The most important thing about an invention is BEFORE you patent it. Have you got real customers that will buy this product a t a price and quantity that makes the exercise worthwhile? You need to get on top of this exercise yourself. Don’t rely on others who may only feed you what they think you want to hear. For example, Patent Attorneys are particularly dangerous in this regard: “What do you think of my concept?”, the naive inventor asks. The answer is almost always “What a brilliant idea! You must patent it immediately!” Sigh!
The most important quality an inventor needs to develop is business acumen. Many – indeed most – ideas can still make a lot of money in the hands of the inventor if he is a capable businessman – regardless of a patent.

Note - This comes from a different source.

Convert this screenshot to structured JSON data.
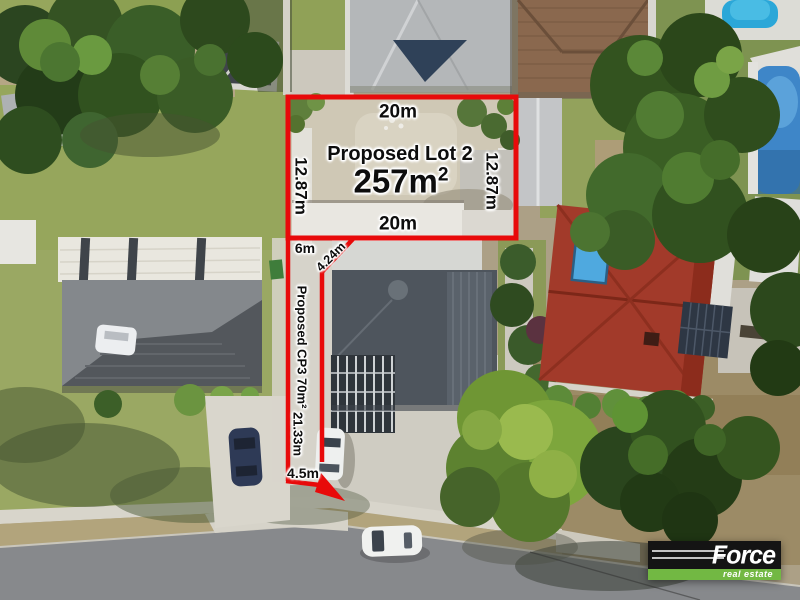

I am certain that the “patent industry” would resist this to the death, but perhaps the logical way to encourage inventiveness would be if you could just put your product or idea before the world accompanied by a simple timed and dated statement of your copywright. It would then be incumbent upon others to prove that they had declared the product or idea to the world before you had, and if successful merely give notice that you must cease to use their idea. This could scarcely be any worse than the current situation, and would allow an idea or product to be brought to market with no costs incurred but the development costs. One requirement of such a scheme would have to be that any accidental or genuine infringement of copywright would have to be written off without compensation unless the infringement had continued beyond he date that an infringement had been formally stated. Malicious claims would have to be subject to compensation to prevent the system being used to kill off valid competition.